High-speed catamaran built in 2023

Express 5 is a 115.40-metre high-speed vehicle-passenger catamaran ferry owned by Molslinjen A/S and operated under its Bornholmslinjen brand. Built in 2023 by Austal Philippines in Balamban, Cebu, she is the largest high-speed catamaran ever constructed by Austal. Powered by four Wärtsilä 16V31 main diesel engines she achieves service speeds of 37 knots, serving the strategic cross-border Baltic route between Rønne and Ystad.

== Service ==
The catamaran, commissioned on 23 October 2019 by Molslinjen at the Austal Philippines Pty. Ltd shipyard in Balamban, was launched on 25 September 2022 with the name Express 5 and delivered on 20 March 2023 to the Danish company. Following this, two days later the new catamaran, the largest in the world built so far, sailed from Cebu to Rønne, where it arrived on 16 April. On 29 April it finally started service on the connections between Rønne and Ystad as a replacement for Express 1, under the Bornholmslinjen flag. On 25 November 2024, while departing from Rønne, the catamaran collided with the flanges of the Danish port, suffering damage to the hull, later repaired at the Fayard shipyards in Munkebo, which forced the ferry to remain out of service until 18 December of the following year.

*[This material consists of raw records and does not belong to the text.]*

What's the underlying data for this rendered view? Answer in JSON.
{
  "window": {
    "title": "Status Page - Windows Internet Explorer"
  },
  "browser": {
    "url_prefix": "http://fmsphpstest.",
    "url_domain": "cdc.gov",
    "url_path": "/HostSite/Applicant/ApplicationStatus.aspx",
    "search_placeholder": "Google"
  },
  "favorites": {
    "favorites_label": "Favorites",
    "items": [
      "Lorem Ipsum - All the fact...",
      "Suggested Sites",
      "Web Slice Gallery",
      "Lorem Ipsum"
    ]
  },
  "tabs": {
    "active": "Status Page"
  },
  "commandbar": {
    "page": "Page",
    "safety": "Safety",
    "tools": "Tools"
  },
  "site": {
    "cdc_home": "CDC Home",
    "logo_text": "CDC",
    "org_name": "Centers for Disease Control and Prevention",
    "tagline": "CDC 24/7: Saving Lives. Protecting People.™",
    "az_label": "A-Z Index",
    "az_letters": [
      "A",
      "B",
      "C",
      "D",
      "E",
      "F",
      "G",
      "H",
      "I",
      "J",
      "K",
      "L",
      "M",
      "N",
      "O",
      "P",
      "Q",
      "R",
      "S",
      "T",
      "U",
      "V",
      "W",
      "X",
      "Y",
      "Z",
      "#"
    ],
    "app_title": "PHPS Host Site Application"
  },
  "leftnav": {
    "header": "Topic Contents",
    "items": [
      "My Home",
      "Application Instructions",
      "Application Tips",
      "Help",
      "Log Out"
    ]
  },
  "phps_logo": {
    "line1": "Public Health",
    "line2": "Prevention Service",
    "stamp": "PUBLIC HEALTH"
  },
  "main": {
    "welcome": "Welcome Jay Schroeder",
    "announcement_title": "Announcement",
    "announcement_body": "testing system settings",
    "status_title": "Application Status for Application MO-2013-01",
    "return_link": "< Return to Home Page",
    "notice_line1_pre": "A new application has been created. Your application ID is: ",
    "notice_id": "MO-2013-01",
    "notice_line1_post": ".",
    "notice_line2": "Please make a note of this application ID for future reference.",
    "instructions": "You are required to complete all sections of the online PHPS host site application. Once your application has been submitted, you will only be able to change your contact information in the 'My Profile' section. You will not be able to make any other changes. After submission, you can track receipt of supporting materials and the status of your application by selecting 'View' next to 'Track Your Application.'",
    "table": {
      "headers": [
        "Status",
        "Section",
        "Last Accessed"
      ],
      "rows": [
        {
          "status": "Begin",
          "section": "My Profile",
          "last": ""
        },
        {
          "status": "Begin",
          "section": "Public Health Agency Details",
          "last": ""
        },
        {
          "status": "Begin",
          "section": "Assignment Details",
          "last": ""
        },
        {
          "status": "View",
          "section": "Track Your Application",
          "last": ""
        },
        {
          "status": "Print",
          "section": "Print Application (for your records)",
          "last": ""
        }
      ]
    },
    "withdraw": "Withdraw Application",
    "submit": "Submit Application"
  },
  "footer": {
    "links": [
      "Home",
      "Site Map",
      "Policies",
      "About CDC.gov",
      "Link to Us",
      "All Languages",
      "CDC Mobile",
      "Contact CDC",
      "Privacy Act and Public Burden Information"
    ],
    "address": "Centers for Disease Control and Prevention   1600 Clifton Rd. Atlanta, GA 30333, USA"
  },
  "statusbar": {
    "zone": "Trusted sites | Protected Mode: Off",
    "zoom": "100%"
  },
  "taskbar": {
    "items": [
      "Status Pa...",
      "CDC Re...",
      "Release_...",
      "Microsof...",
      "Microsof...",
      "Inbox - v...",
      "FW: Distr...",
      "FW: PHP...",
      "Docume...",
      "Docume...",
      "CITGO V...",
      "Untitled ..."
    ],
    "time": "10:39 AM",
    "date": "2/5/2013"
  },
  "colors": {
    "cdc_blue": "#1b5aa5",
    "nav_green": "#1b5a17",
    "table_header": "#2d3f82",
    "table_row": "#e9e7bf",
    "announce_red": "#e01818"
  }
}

== Technical specifications and equipment ==
The ferry is powered by four Wärtsilä W16V31 four-stroke, sixteen -cylinder dual - fuel engines, each with an output of 9750 kW, which can run on liquefied natural gas. The engines drive four waterjet propulsion units via reduction gears. The ferry is equipped with two retractable bow thrusters. Four generators, driven by Scania DI16M diesel engines, provide electricity.

The ferry has four decks mounted on top of the two hulls. The two lower decks are vehicle decks. The usable clearance on the lower vehicle deck is 4.5m and on the upper vehicle deck 2.2m. The two rear-facing vehicle decks, which are connected at the bow by a ramp, can be loaded and unloaded via ramps that can be attached to the shore at the stern. Above the vehicle decks are two decks containing passenger facilities and the wheelhouse . Passengers have access to several lounge areas with seating, as well as a self-service restaurant, a coffee bar, a shop, and a children's play area. A seating area is reserved for passengers transferring to the mainland for medical treatment.